Top 5 Cyber Security Threats for 2016
August 27, 2015
Everyone is a potential target of cyber crime and you don’t always know when it will hit. What we do know is that there are five prevalent cyber issues we continue to face in 2015, 2016 and possibly even further.
Internet of Things
We talked about the security issues the IoT is causing and there is no indication that will stop. In fact, all signs point to the vulnerabilities associated with this movement to be on the rise. The Internet of Things is this intriguing monster of fascinating capabilities mixed with massive doses of creepy data collection. These connected devices are quickly gathering mounds of personal information about our day to days lives and it’s a gold mine of data for any hacker.
Manufacturers produce thousands of these smart devices without thinking of the security implications they could pose. The risk possibilities are truly endless. This will be an emerging threat for the next several years and we predict it will start to be a more stringent requirement of manufacturers that security be built into their devices from the get go.
We wrote about mobile malware predictions for the last three years and nothing too catastrophic has really come from it, but here we are again.
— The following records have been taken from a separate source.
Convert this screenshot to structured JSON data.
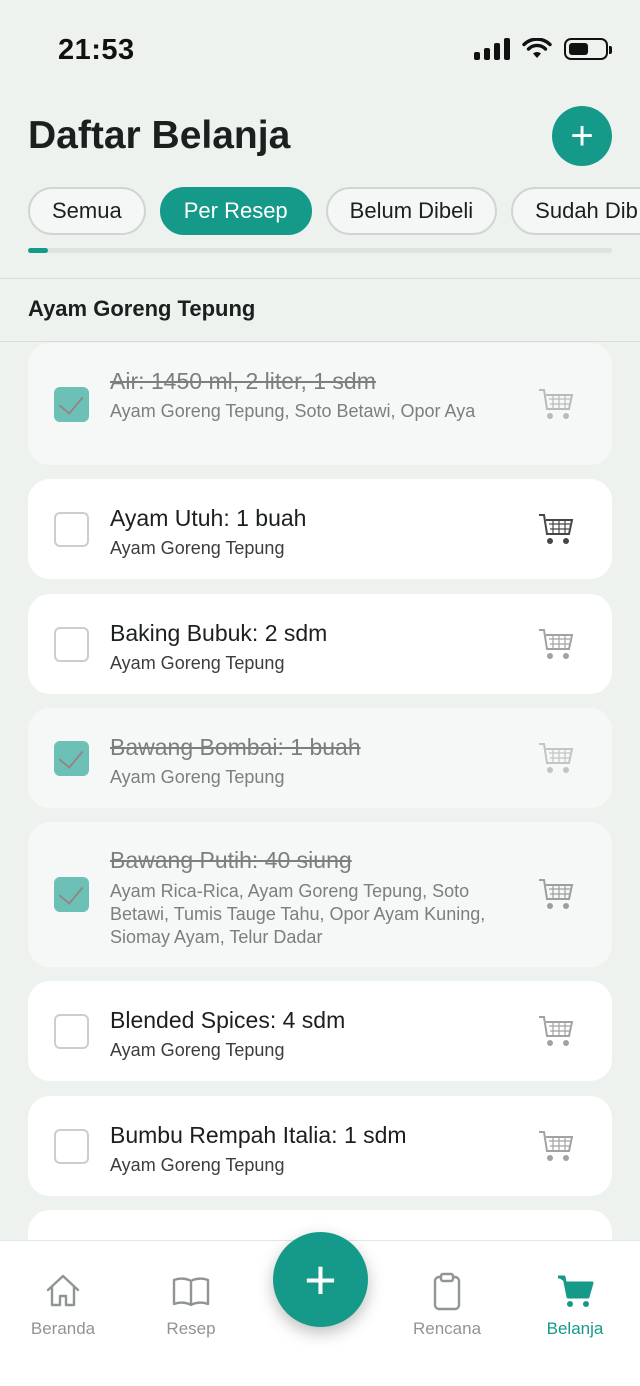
{
  "status_bar": {
    "time": "21:53"
  },
  "header": {
    "title": "Daftar Belanja"
  },
  "filters": [
    {
      "label": "Semua",
      "active": false
    },
    {
      "label": "Per Resep",
      "active": true
    },
    {
      "label": "Belum Dibeli",
      "active": false
    },
    {
      "label": "Sudah Dib",
      "active": false
    }
  ],
  "section": {
    "title": "Ayam Goreng Tepung"
  },
  "items": [
    {
      "title": "Air: 1450 ml, 2 liter, 1 sdm",
      "subtitle": "Ayam Goreng Tepung, Soto Betawi, Opor Aya",
      "checked": true
    },
    {
      "title": "Ayam Utuh: 1 buah",
      "subtitle": "Ayam Goreng Tepung",
      "checked": false
    },
    {
      "title": "Baking Bubuk: 2 sdm",
      "subtitle": "Ayam Goreng Tepung",
      "checked": false
    },
    {
      "title": "Bawang Bombai: 1 buah",
      "subtitle": "Ayam Goreng Tepung",
      "checked": true
    },
    {
      "title": "Bawang Putih: 40 siung",
      "subtitle": "Ayam Rica-Rica, Ayam Goreng Tepung, Soto Betawi, Tumis Tauge Tahu, Opor Ayam Kuning, Siomay Ayam, Telur Dadar",
      "checked": true
    },
    {
      "title": "Blended Spices: 4 sdm",
      "subtitle": "Ayam Goreng Tepung",
      "checked": false
    },
    {
      "title": "Bumbu Rempah Italia: 1 sdm",
      "subtitle": "Ayam Goreng Tepung",
      "checked": false
    }
  ],
  "bottom_nav": [
    {
      "label": "Beranda",
      "icon": "home-icon",
      "active": false
    },
    {
      "label": "Resep",
      "icon": "book-icon",
      "active": false
    },
    {
      "label": "Rencana",
      "icon": "clipboard-icon",
      "active": false
    },
    {
      "label": "Belanja",
      "icon": "cart-icon",
      "active": true
    }
  ],
  "colors": {
    "accent": "#159a8a",
    "background": "#eef2ef",
    "checked_box": "#6cc0b5"
  }
}
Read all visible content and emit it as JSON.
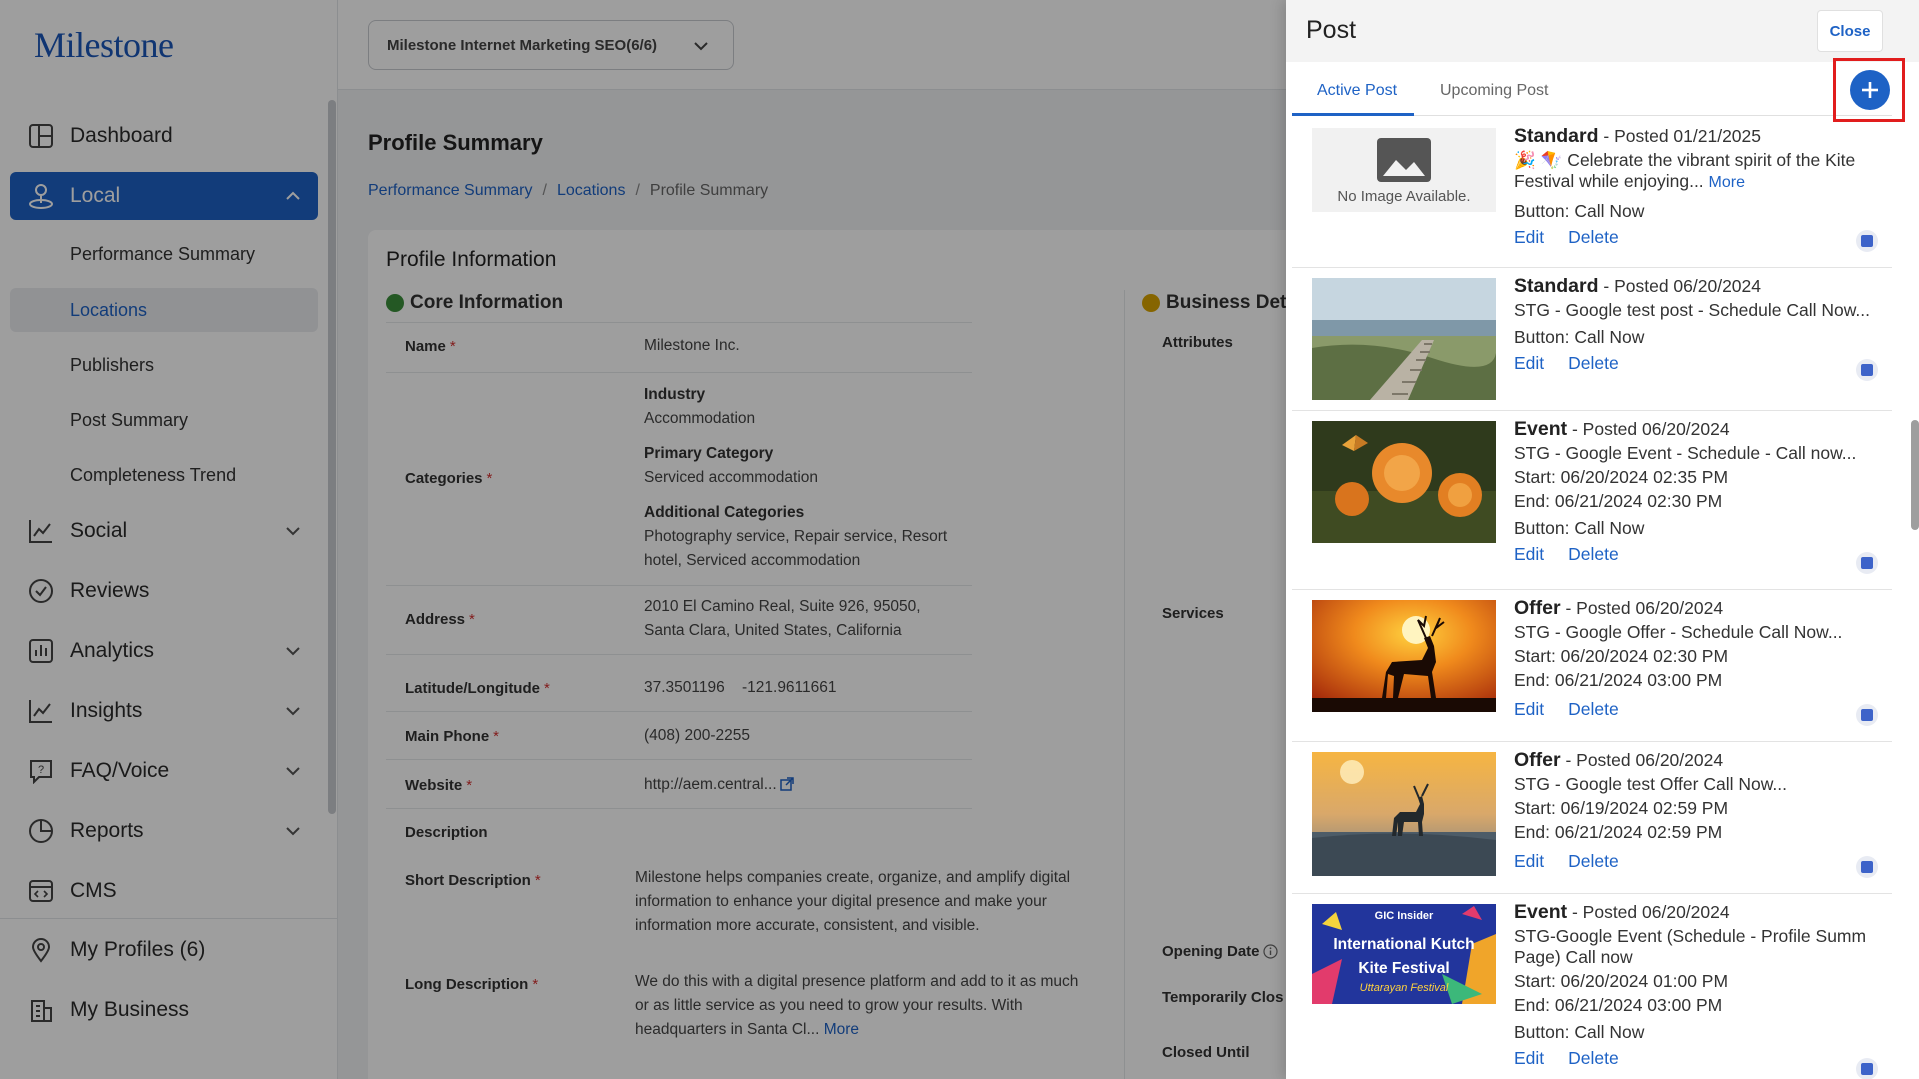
{
  "brand": {
    "logo": "Milestone",
    "accent": "#1e62c5"
  },
  "sidebar": {
    "items": [
      {
        "label": "Dashboard",
        "icon": "dashboard-icon"
      },
      {
        "label": "Local",
        "icon": "local-icon"
      },
      {
        "label": "Social",
        "icon": "social-icon"
      },
      {
        "label": "Reviews",
        "icon": "reviews-icon"
      },
      {
        "label": "Analytics",
        "icon": "analytics-icon"
      },
      {
        "label": "Insights",
        "icon": "insights-icon"
      },
      {
        "label": "FAQ/Voice",
        "icon": "faq-icon"
      },
      {
        "label": "Reports",
        "icon": "reports-icon"
      },
      {
        "label": "CMS",
        "icon": "cms-icon"
      },
      {
        "label": "My Profiles (6)",
        "icon": "location-pin-icon"
      },
      {
        "label": "My Business",
        "icon": "business-icon"
      }
    ],
    "local_sub": [
      "Performance Summary",
      "Locations",
      "Publishers",
      "Post Summary",
      "Completeness Trend"
    ]
  },
  "topbar": {
    "selector_value": "Milestone Internet Marketing SEO(6/6)"
  },
  "page": {
    "title": "Profile Summary",
    "breadcrumb": [
      "Performance Summary",
      "Locations",
      "Profile Summary"
    ],
    "card_title": "Profile Information",
    "core_heading": "Core Information",
    "business_heading": "Business Det",
    "fields": {
      "name_label": "Name",
      "name_value": "Milestone Inc.",
      "categories_label": "Categories",
      "industry_label": "Industry",
      "industry_value": "Accommodation",
      "primary_label": "Primary Category",
      "primary_value": "Serviced accommodation",
      "additional_label": "Additional Categories",
      "additional_value_1": "Photography service, Repair service, Resort",
      "additional_value_2": "hotel, Serviced accommodation",
      "address_label": "Address",
      "address_value_1": "2010 El Camino Real, Suite 926, 95050,",
      "address_value_2": "Santa Clara, United States, California",
      "latlng_label": "Latitude/Longitude",
      "lat_value": "37.3501196",
      "lng_value": "-121.9611661",
      "phone_label": "Main Phone",
      "phone_value": "(408) 200-2255",
      "website_label": "Website",
      "website_value": "http://aem.central...",
      "description_label": "Description",
      "short_desc_label": "Short Description",
      "short_desc_1": "Milestone helps companies create, organize, and amplify digital",
      "short_desc_2": "information to enhance your digital presence and make your",
      "short_desc_3": "information more accurate, consistent, and visible.",
      "long_desc_label": "Long Description",
      "long_desc_1": "We do this with a digital presence platform and add to it as much",
      "long_desc_2": "or as little service as you need to grow your results. With",
      "long_desc_3": "headquarters in Santa Cl...",
      "more": "More",
      "required_mark": "*"
    },
    "right_labels": [
      "Attributes",
      "Services",
      "Opening Date",
      "Temporarily Clos",
      "Closed Until"
    ]
  },
  "panel": {
    "title": "Post",
    "close": "Close",
    "tabs": [
      "Active Post",
      "Upcoming Post"
    ],
    "no_image": "No Image Available.",
    "edit": "Edit",
    "delete": "Delete",
    "more": "More",
    "posts": [
      {
        "type": "Standard",
        "posted": " - Posted 01/21/2025",
        "text_1": "🎉 🪁 Celebrate the vibrant spirit of the Kite",
        "text_2": "Festival while enjoying...",
        "button": "Button: Call Now"
      },
      {
        "type": "Standard",
        "posted": " - Posted 06/20/2024",
        "text_1": "STG - Google test post - Schedule Call Now...",
        "button": "Button: Call Now"
      },
      {
        "type": "Event",
        "posted": " - Posted 06/20/2024",
        "text_1": "STG - Google Event - Schedule - Call now...",
        "start": "Start: 06/20/2024 02:35 PM",
        "end": "End: 06/21/2024 02:30 PM",
        "button": "Button: Call Now"
      },
      {
        "type": "Offer",
        "posted": " - Posted 06/20/2024",
        "text_1": "STG - Google Offer - Schedule Call Now...",
        "start": "Start: 06/20/2024 02:30 PM",
        "end": "End: 06/21/2024 03:00 PM"
      },
      {
        "type": "Offer",
        "posted": " - Posted 06/20/2024",
        "text_1": "STG - Google test Offer Call Now...",
        "start": "Start: 06/19/2024 02:59 PM",
        "end": "End: 06/21/2024 02:59 PM"
      },
      {
        "type": "Event",
        "posted": " - Posted 06/20/2024",
        "text_1": "STG-Google Event (Schedule - Profile Summ",
        "text_2": "Page) Call now",
        "start": "Start: 06/20/2024 01:00 PM",
        "end": "End: 06/21/2024 03:00 PM",
        "button": "Button: Call Now"
      }
    ],
    "kite_banner": {
      "brand": "GIC",
      "sub": "Insider",
      "line1": "International Kutch",
      "line2": "Kite Festival",
      "line3": "Uttarayan Festival"
    }
  }
}
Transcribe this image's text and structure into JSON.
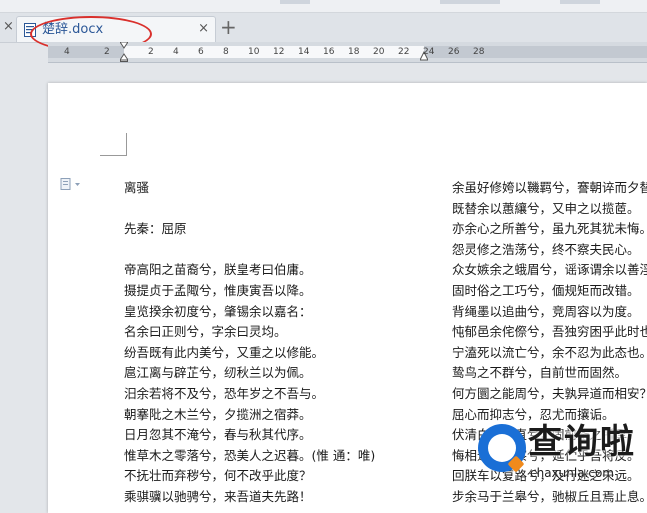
{
  "tab": {
    "title": "楚辞.docx",
    "close": "×"
  },
  "tabbar": {
    "left_close": "×",
    "new_tab": "+"
  },
  "ruler": {
    "labels": [
      "4",
      "2",
      "2",
      "4",
      "6",
      "8",
      "10",
      "12",
      "14",
      "16",
      "18",
      "20",
      "22",
      "24",
      "26",
      "28"
    ]
  },
  "document": {
    "left_column": [
      "离骚",
      "",
      "先秦：屈原",
      "",
      "帝高阳之苗裔兮，朕皇考曰伯庸。",
      "摄提贞于孟陬兮，惟庚寅吾以降。",
      "皇览揆余初度兮，肇锡余以嘉名：",
      "名余曰正则兮，字余曰灵均。",
      "纷吾既有此内美兮，又重之以修能。",
      "扈江离与辟芷兮，纫秋兰以为佩。",
      "汨余若将不及兮，恐年岁之不吾与。",
      "朝搴阰之木兰兮，夕揽洲之宿莽。",
      "日月忽其不淹兮，春与秋其代序。",
      "惟草木之零落兮，恐美人之迟暮。(惟 通：唯)",
      "不抚壮而弃秽兮，何不改乎此度？",
      "乘骐骥以驰骋兮，来吾道夫先路！"
    ],
    "right_column": [
      "余虽好修姱以鞿羁兮，謇朝谇而夕替。",
      "既替余以蕙纕兮，又申之以揽茝。",
      "亦余心之所善兮，虽九死其犹未悔。",
      "怨灵修之浩荡兮，终不察夫民心。",
      "众女嫉余之蛾眉兮，谣诼谓余以善淫。",
      "固时俗之工巧兮，偭规矩而改错。",
      "背绳墨以追曲兮，竞周容以为度。",
      "忳郁邑余侘傺兮，吾独穷困乎此时也。",
      "宁溘死以流亡兮，余不忍为此态也。",
      "鸷鸟之不群兮，自前世而固然。",
      "何方圜之能周兮，夫孰异道而相安？",
      "屈心而抑志兮，忍尤而攘诟。",
      "伏清白以死直兮，固前圣之所厚。",
      "悔相道之不察兮，延伫乎吾将反。",
      "回朕车以复路兮，及行迷之未远。",
      "步余马于兰皋兮，驰椒丘且焉止息。"
    ]
  },
  "watermark": {
    "brand": "查询啦",
    "domain": "chaxunla.com"
  },
  "colors": {
    "annotation_circle": "#d9302c",
    "tab_title": "#2b5797",
    "logo_blue": "#1a6fd6",
    "logo_orange": "#f08a1c"
  }
}
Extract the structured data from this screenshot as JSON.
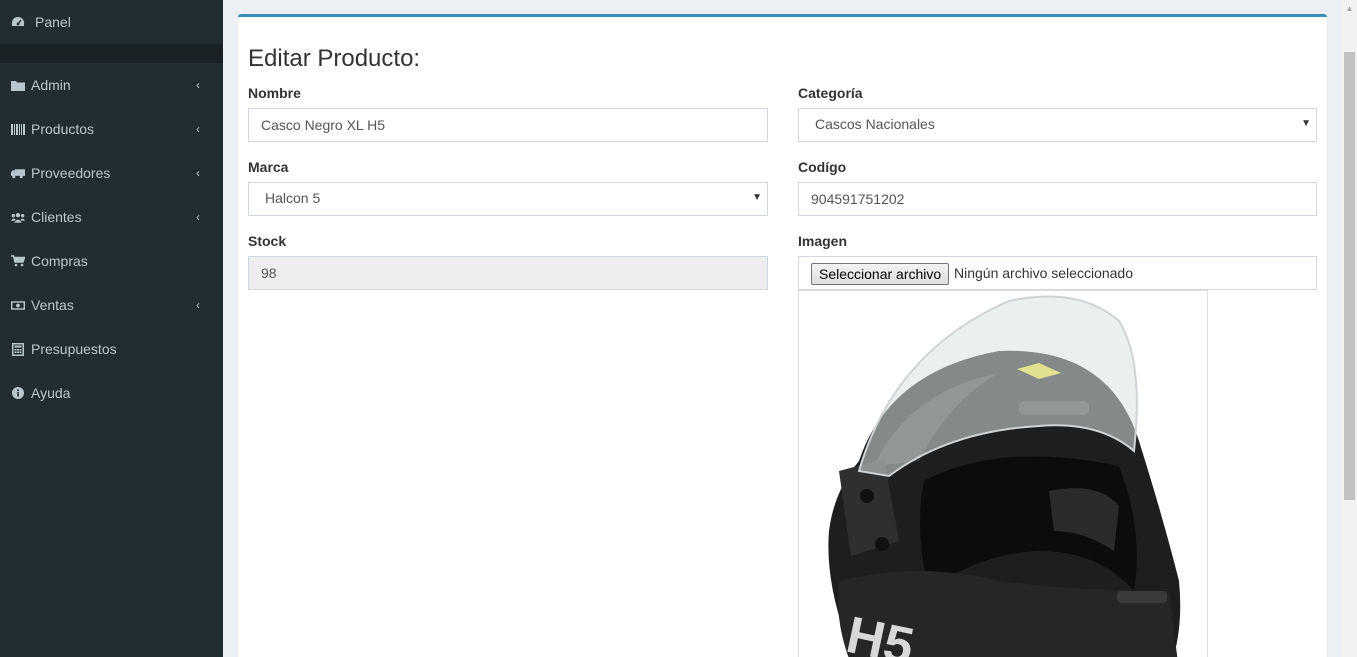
{
  "sidebar": {
    "items": [
      {
        "label": "Panel",
        "icon": "dashboard-icon",
        "has_submenu": false
      },
      {
        "label": "Admin",
        "icon": "folder-icon",
        "has_submenu": true
      },
      {
        "label": "Productos",
        "icon": "barcode-icon",
        "has_submenu": true
      },
      {
        "label": "Proveedores",
        "icon": "truck-icon",
        "has_submenu": true
      },
      {
        "label": "Clientes",
        "icon": "users-icon",
        "has_submenu": true
      },
      {
        "label": "Compras",
        "icon": "cart-icon",
        "has_submenu": false
      },
      {
        "label": "Ventas",
        "icon": "money-icon",
        "has_submenu": true
      },
      {
        "label": "Presupuestos",
        "icon": "calculator-icon",
        "has_submenu": false
      },
      {
        "label": "Ayuda",
        "icon": "info-icon",
        "has_submenu": false
      }
    ],
    "chevron": "‹"
  },
  "form": {
    "title": "Editar Producto:",
    "nombre": {
      "label": "Nombre",
      "value": "Casco Negro XL H5"
    },
    "categoria": {
      "label": "Categoría",
      "value": "Cascos Nacionales"
    },
    "marca": {
      "label": "Marca",
      "value": "Halcon 5"
    },
    "codigo": {
      "label": "Codígo",
      "value": "904591751202"
    },
    "stock": {
      "label": "Stock",
      "value": "98"
    },
    "imagen": {
      "label": "Imagen",
      "button": "Seleccionar archivo",
      "status": "Ningún archivo seleccionado"
    },
    "select_caret": "▼"
  },
  "colors": {
    "sidebar_bg": "#222d32",
    "sidebar_text": "#b8c7ce",
    "accent": "#3c8dbc",
    "content_bg": "#ecf0f5"
  }
}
Mobile malware becomes an increasing threat to day to day life. More people are shying away from their laptops in place of tablets and other mobile devices to handle their daily banking needs and store other PII.
While we continue to hold our breathe in anticipation of a total mobile meltdown as a result of a cyber attack, we warn, yet again, that the vulnerabilities inside mobile devices and the apps they utilize are significant security risks.
Additionally, as retailers are forced to replace outdated POS systems with the latest pin and chip devices, we will see a shift from in-store attacks to online/mobile attacks. As a rule of thumb, hackers looking to steal PII for resale will look to do so in the easiest way possible to reach the largest number of targets. With more people shopping on unsecured mobile devices, especially Android devices, it is the next logical next step for a hackers.
We have already seen this happen with Target, Home Depot and many others. The prediction, however, is that the instances continue to increase. Third-party attacks are the result of hackers concentrating on breaching one company to gain the necessary credentials to easily infiltrate a much bigger target.
Smaller and less secured HVAC, electric, construction and other similar companies that are regularly called to maintain the buildings of these larger powerhouse retailers are the opening that hackers look to exploit. It is no longer sufficient that your organization has the right security teams in place or that your employees are up to date on security awareness exercises.
You know need to include a separate security screening of any contractors used. This makes the process of selecting contractors more expensive, but now there is clearly more risk at stake. Just ask Target.
No matter what method an attacker uses to infiltrate your networks, a new trend you need to worry about is what they will do with the data once it’s stolen.
Long gone are the times when hackers just got copies of the information they wanted. Now they destroy your link to this information. South Korea and areas of the Middle East witnessed first hand this type of devastation and after the Sony breach it has finally made it to US shores.
The good news with this type of cyber threat is that if you have good data backup practices in place and your business continuity plans are solid you shouldn’t have much problem recovering the lost info. On the other hand, this little glimmer of hope doesn’t remedy the fact that you spend significant amounts of time and money trying to rebuild these inoperable systems.
A priority for organizations in 2016 will be to beef up their security systems to detect attacks as they happen in real-time, defend their systems and ultimately prevent such massive damage from occurring.
Vulnerabilities of Critical Infrastructure
This really hasn’t been an issue yet, but it is a looming concern for critical infrastructure industries. There are 16 major critical infrastructures and they all fall victim to a disconnect between the technologies they use. You can read about the security plans in place for each of these industries below:
- Commercial Facilities
- Critical Manufacturing
- Defense Industrial Base
- Emergency Service
- Food and Agriculture
- Financial Services
- Government Facilities
- Healthcare and Public Heath
- Information Technology
- Nuclear Reactors, Materials and Waste
- Water and Wastewater Systems
Throughout the world of critical infrastructures there are some ICSs and SCADA systems that span from 1-10+ years old. These industries are littered with contradicting devices and a world of opportunity for exploitation. The US government already mandated them to report security plans every 4 years, but like most things government, actually carrying out the steps relies heavily on time and funding constraints which can prevent a lot of follow through and progress.